Cuba has more doctors per population than any country in the world, and has sent 2,000 medical volunteers abroad to countries hardest hit by the pandemic. On Dec. 29 the Mexican government authorized the use of Cuba’s Abdala COVID vaccine, which is already exported to Vietnam and Venezuela. 

The Iranian government is mass producing Cuba’s Soberana vaccine. But before WHO will approve these vaccines, they insist the Cuban government must further document proof of their effectiveness — despite their well-known successful use in Cuba and growing use elsewhere. Cuban officials say they will submit the paperwork WHO requires. 

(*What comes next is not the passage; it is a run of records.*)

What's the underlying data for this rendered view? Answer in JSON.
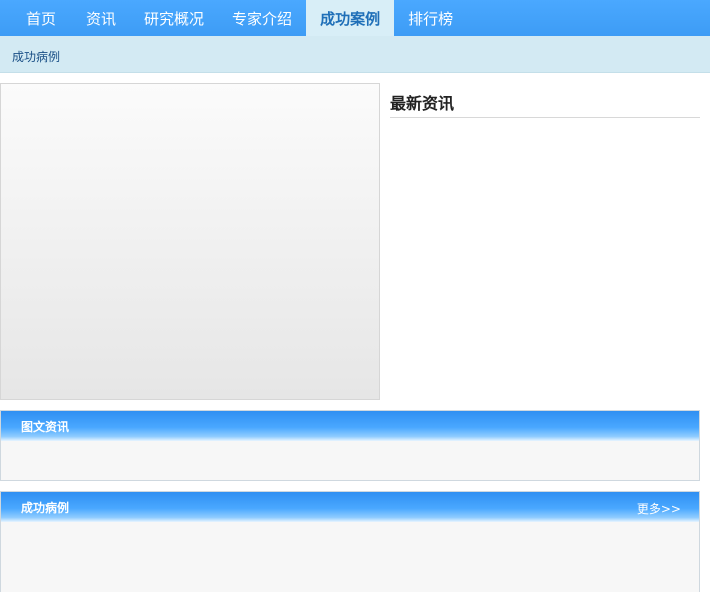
{
  "nav": {
    "tabs": [
      {
        "label": "首页",
        "active": false
      },
      {
        "label": "资讯",
        "active": false
      },
      {
        "label": "研究概况",
        "active": false
      },
      {
        "label": "专家介绍",
        "active": false
      },
      {
        "label": "成功案例",
        "active": true
      },
      {
        "label": "排行榜",
        "active": false
      }
    ]
  },
  "breadcrumb": {
    "label": "成功病例"
  },
  "latest_news": {
    "title": "最新资讯"
  },
  "panels": {
    "photo_news": {
      "title": "图文资讯"
    },
    "success_cases": {
      "title": "成功病例",
      "more_label": "更多>>"
    }
  },
  "colors": {
    "nav_blue": "#4aa8ff",
    "active_tab_bg": "#d8eef7",
    "breadcrumb_bg": "#d3eaf3"
  }
}
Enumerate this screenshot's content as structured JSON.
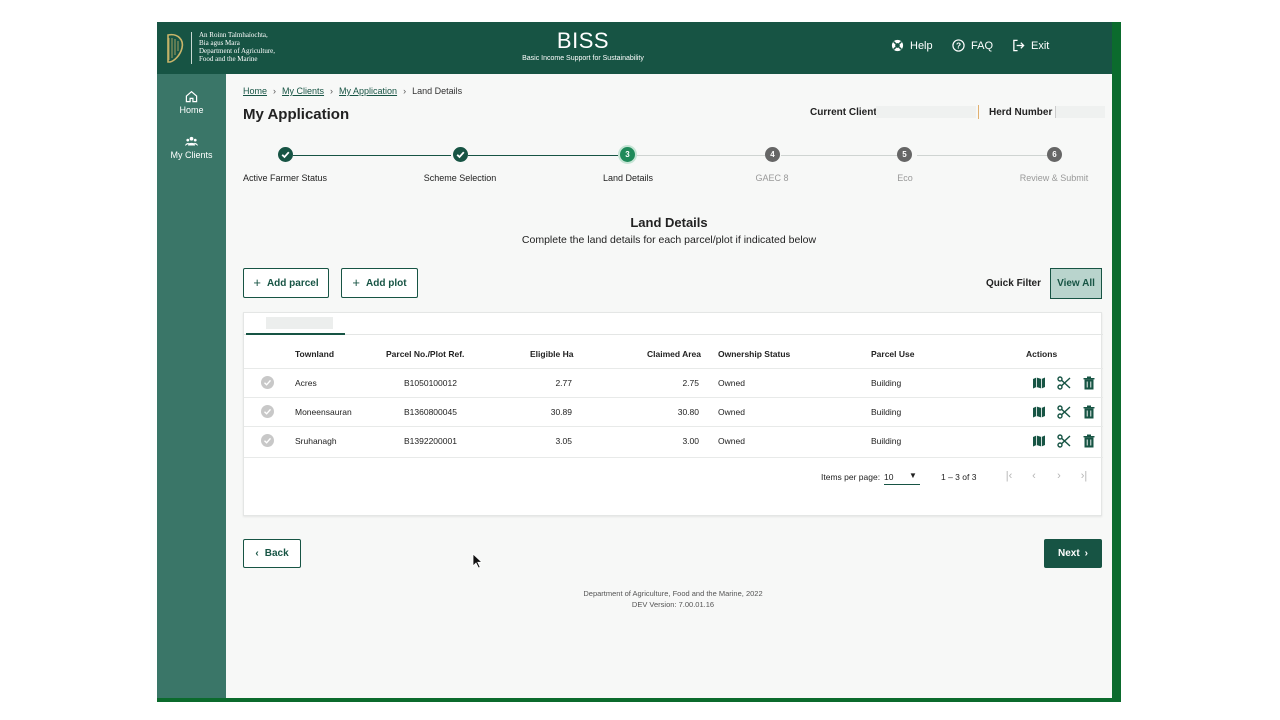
{
  "header": {
    "dept_lines": [
      "An Roinn Talmhaíochta,",
      "Bia agus Mara",
      "Department of Agriculture,",
      "Food and the Marine"
    ],
    "app_title": "BISS",
    "app_subtitle": "Basic Income Support for Sustainability",
    "help": "Help",
    "faq": "FAQ",
    "exit": "Exit"
  },
  "sidenav": {
    "home": "Home",
    "clients": "My Clients"
  },
  "breadcrumb": {
    "home": "Home",
    "clients": "My Clients",
    "application": "My Application",
    "current": "Land Details"
  },
  "page_title": "My Application",
  "client": {
    "current_client_label": "Current Client",
    "herd_number_label": "Herd Number"
  },
  "stepper": {
    "steps": [
      {
        "number": "1",
        "label": "Active Farmer Status",
        "state": "done"
      },
      {
        "number": "2",
        "label": "Scheme Selection",
        "state": "done"
      },
      {
        "number": "3",
        "label": "Land Details",
        "state": "active"
      },
      {
        "number": "4",
        "label": "GAEC 8",
        "state": "pending"
      },
      {
        "number": "5",
        "label": "Eco",
        "state": "pending"
      },
      {
        "number": "6",
        "label": "Review & Submit",
        "state": "pending"
      }
    ]
  },
  "section": {
    "title": "Land Details",
    "subtitle": "Complete the land details for each parcel/plot if indicated below"
  },
  "actions": {
    "add_parcel": "Add parcel",
    "add_plot": "Add plot",
    "quick_filter": "Quick Filter",
    "view_all": "View All"
  },
  "table": {
    "columns": [
      "Townland",
      "Parcel No./Plot Ref.",
      "Eligible Ha",
      "Claimed Area",
      "Ownership Status",
      "Parcel Use",
      "Actions"
    ],
    "rows": [
      {
        "townland": "Acres",
        "parcel": "B1050100012",
        "eligible": "2.77",
        "claimed": "2.75",
        "ownership": "Owned",
        "use": "Building"
      },
      {
        "townland": "Moneensauran",
        "parcel": "B1360800045",
        "eligible": "30.89",
        "claimed": "30.80",
        "ownership": "Owned",
        "use": "Building"
      },
      {
        "townland": "Sruhanagh",
        "parcel": "B1392200001",
        "eligible": "3.05",
        "claimed": "3.00",
        "ownership": "Owned",
        "use": "Building"
      }
    ]
  },
  "pager": {
    "items_per_page_label": "Items per page:",
    "items_per_page": "10",
    "range": "1 – 3 of 3"
  },
  "nav": {
    "back": "Back",
    "next": "Next"
  },
  "footer": {
    "line1": "Department of Agriculture, Food and the Marine, 2022",
    "line2": "DEV Version: 7.00.01.16"
  },
  "colors": {
    "primary": "#175444",
    "sidebar": "#3a7668",
    "active_step": "#1f8a5a",
    "pending_step": "#666666",
    "frame": "#0b6b2d"
  }
}
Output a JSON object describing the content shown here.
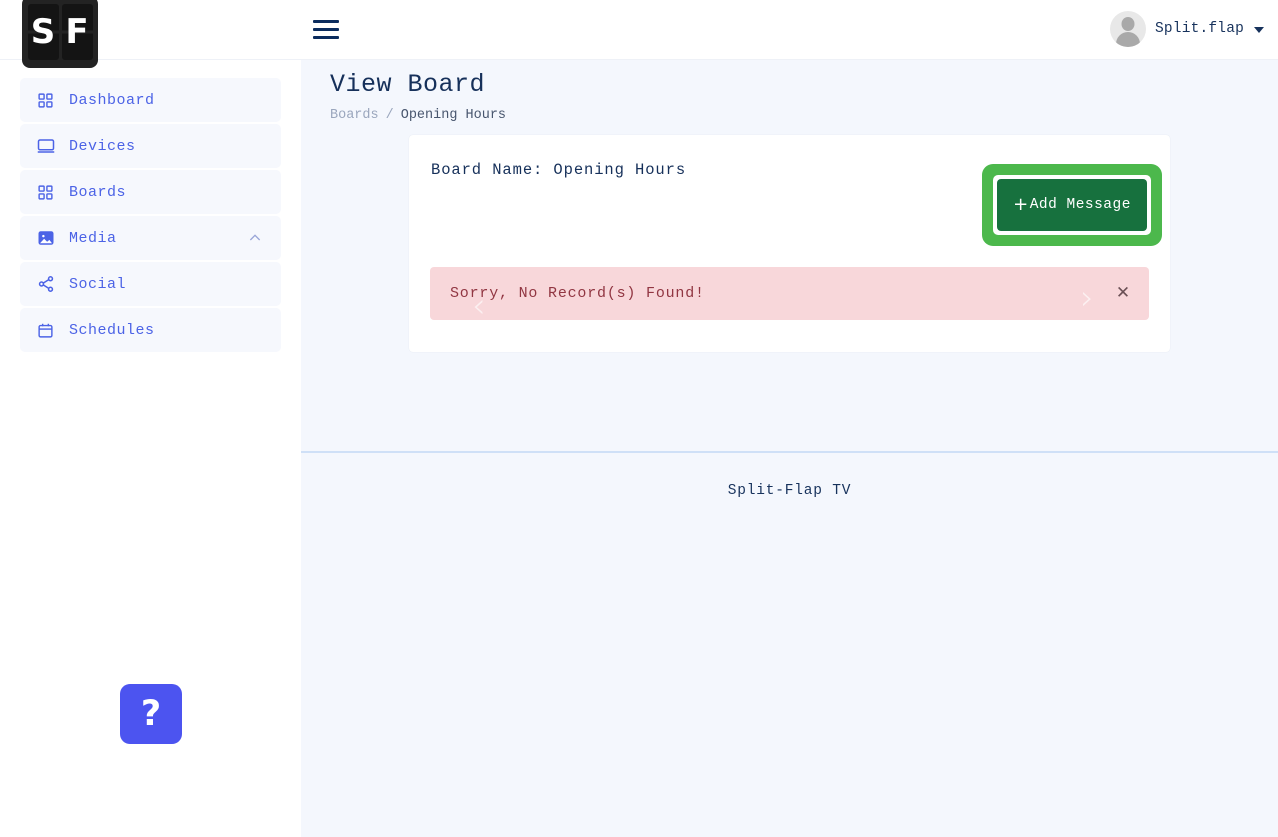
{
  "brand": {
    "logo_left_letter": "S",
    "logo_right_letter": "F",
    "accent_blue": "#4c63e6",
    "accent_navy": "#16305a",
    "highlight_green": "#4cb84c",
    "button_green": "#17713e",
    "alert_bg": "#f8d7da",
    "alert_text_color": "#913642",
    "help_blue": "#4c54f0"
  },
  "topbar": {
    "menu_icon": "hamburger-icon",
    "user_name": "Split.flap",
    "user_caret_icon": "chevron-down-icon",
    "avatar_icon": "user-avatar-icon"
  },
  "sidebar": {
    "items": [
      {
        "label": "Dashboard",
        "icon": "grid-icon",
        "expandable": false
      },
      {
        "label": "Devices",
        "icon": "monitor-icon",
        "expandable": false
      },
      {
        "label": "Boards",
        "icon": "grid-icon",
        "expandable": false
      },
      {
        "label": "Media",
        "icon": "image-icon",
        "expandable": true,
        "chevron": "chevron-up-icon"
      },
      {
        "label": "Social",
        "icon": "share-icon",
        "expandable": false
      },
      {
        "label": "Schedules",
        "icon": "calendar-icon",
        "expandable": false
      }
    ],
    "help_button_label": "?"
  },
  "page": {
    "title": "View Board",
    "breadcrumb": {
      "parent": "Boards",
      "separator": "/",
      "current": "Opening Hours"
    }
  },
  "card": {
    "board_name_label": "Board Name: Opening Hours",
    "add_button": {
      "plus": "+",
      "label": "Add Message",
      "highlighted": true
    },
    "alert": {
      "message": "Sorry, No Record(s) Found!",
      "close_icon": "close-icon",
      "prev_icon": "chevron-left-icon",
      "next_icon": "chevron-right-icon",
      "prev_glyph": "‹",
      "next_glyph": "›",
      "close_glyph": "✕"
    }
  },
  "footer": {
    "text": "Split-Flap TV"
  }
}
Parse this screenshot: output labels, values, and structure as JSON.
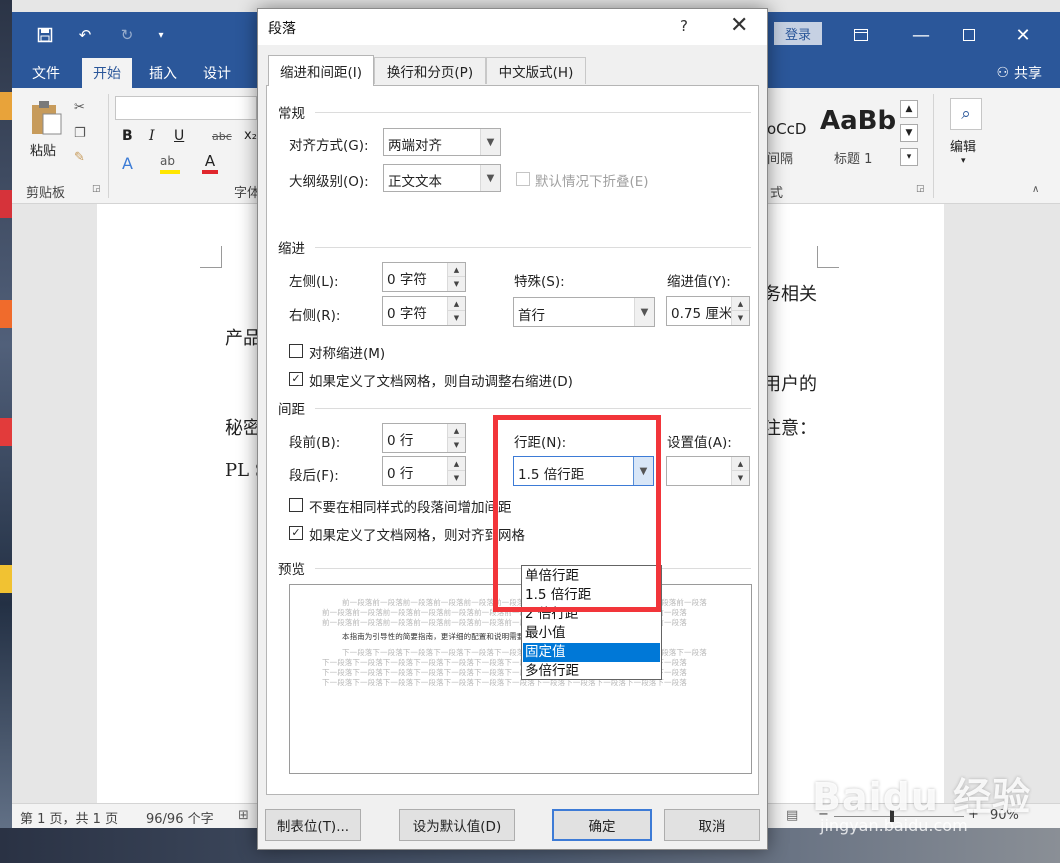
{
  "word": {
    "login_label": "登录",
    "ribbon_tabs": [
      "文件",
      "开始",
      "插入",
      "设计"
    ],
    "active_tab": "开始",
    "share_label": "共享",
    "clipboard_group": "剪贴板",
    "paste_label": "粘贴",
    "font_group_partial": "字体",
    "styles_partial_group": "式",
    "style_samples": [
      {
        "sample": "oCcD",
        "name": "间隔"
      },
      {
        "sample": "AaBb",
        "name": "标题 1"
      }
    ],
    "edit_label": "编辑",
    "status": {
      "page": "第 1 页，共 1 页",
      "words": "96/96 个字",
      "zoom": "90%"
    },
    "doc_fragments": [
      "产品",
      "秘密",
      "PL S",
      "务相关",
      "用户的",
      "注意："
    ]
  },
  "dialog": {
    "title": "段落",
    "help": "?",
    "close": "✕",
    "tabs": [
      "缩进和间距(I)",
      "换行和分页(P)",
      "中文版式(H)"
    ],
    "general": {
      "heading": "常规",
      "alignment_label": "对齐方式(G):",
      "alignment_value": "两端对齐",
      "outline_label": "大纲级别(O):",
      "outline_value": "正文文本",
      "collapse_label": "默认情况下折叠(E)"
    },
    "indent": {
      "heading": "缩进",
      "left_label": "左侧(L):",
      "left_value": "0 字符",
      "right_label": "右侧(R):",
      "right_value": "0 字符",
      "special_label": "特殊(S):",
      "special_value": "首行",
      "by_label": "缩进值(Y):",
      "by_value": "0.75 厘米",
      "mirror_label": "对称缩进(M)",
      "auto_adjust_label": "如果定义了文档网格，则自动调整右缩进(D)"
    },
    "spacing": {
      "heading": "间距",
      "before_label": "段前(B):",
      "before_value": "0 行",
      "after_label": "段后(F):",
      "after_value": "0 行",
      "line_label": "行距(N):",
      "line_value": "1.5 倍行距",
      "at_label": "设置值(A):",
      "no_space_label": "不要在相同样式的段落间增加间距",
      "snap_grid_label": "如果定义了文档网格，则对齐到网格",
      "line_options": [
        "单倍行距",
        "1.5 倍行距",
        "2 倍行距",
        "最小值",
        "固定值",
        "多倍行距"
      ],
      "highlighted_option": "固定值"
    },
    "preview": {
      "heading": "预览",
      "prev_para": "前一段落前一段落前一段落前一段落前一段落前一段落前一段落前一段落前一段落前一段落前一段落前一段落",
      "sample": "本指南为引导性的简要指南，更详细的配置和说明需要参考相关产品的产品文档。",
      "next_para": "下一段落下一段落下一段落下一段落下一段落下一段落下一段落下一段落下一段落下一段落下一段落下一段落"
    },
    "buttons": {
      "tabs": "制表位(T)...",
      "set_default": "设为默认值(D)",
      "ok": "确定",
      "cancel": "取消"
    }
  },
  "watermark": {
    "brand": "Baidu 经验",
    "url": "jingyan.baidu.com"
  },
  "colors": {
    "word_blue": "#2b579a",
    "highlight_red": "#f2353a",
    "selection_blue": "#0078d7"
  }
}
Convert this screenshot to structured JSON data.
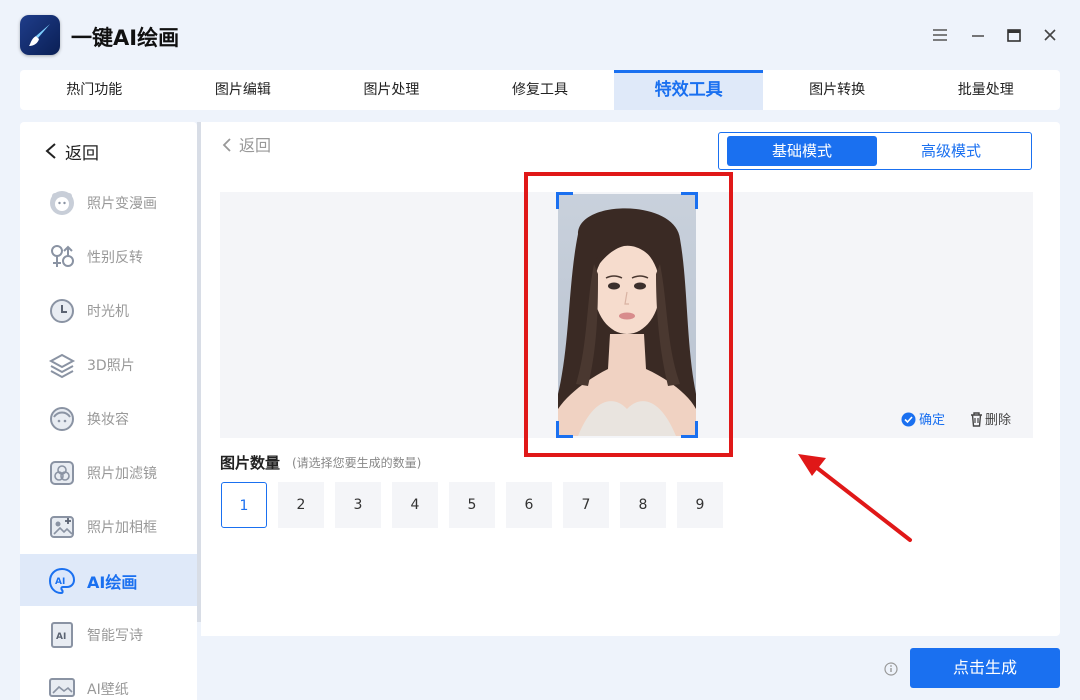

Since the earliest days of the revolutionary struggle to overthrow the U.S.-backed dictatorship of Fulgencio Batista in the 1950s, the Marxist leadership of the revolutionary movement in Cuba has treated health care as a human right. After the conquest of power in 1959 medical treatment ceased being a commodity to be sold at a profit and was made available to all.

Cuba’s vaccination program is a source of immense pride to the Cuban people and a powerful example to workers and farmers worldwide of what we can accomplish when we take political power into our own hands.

“As we fight against the attacks of the bosses and their government in the U.S.,” the SWP’s Studer said, “workers and farmers here will increasingly look to the revolutionary example of Cuba for a road forward here.”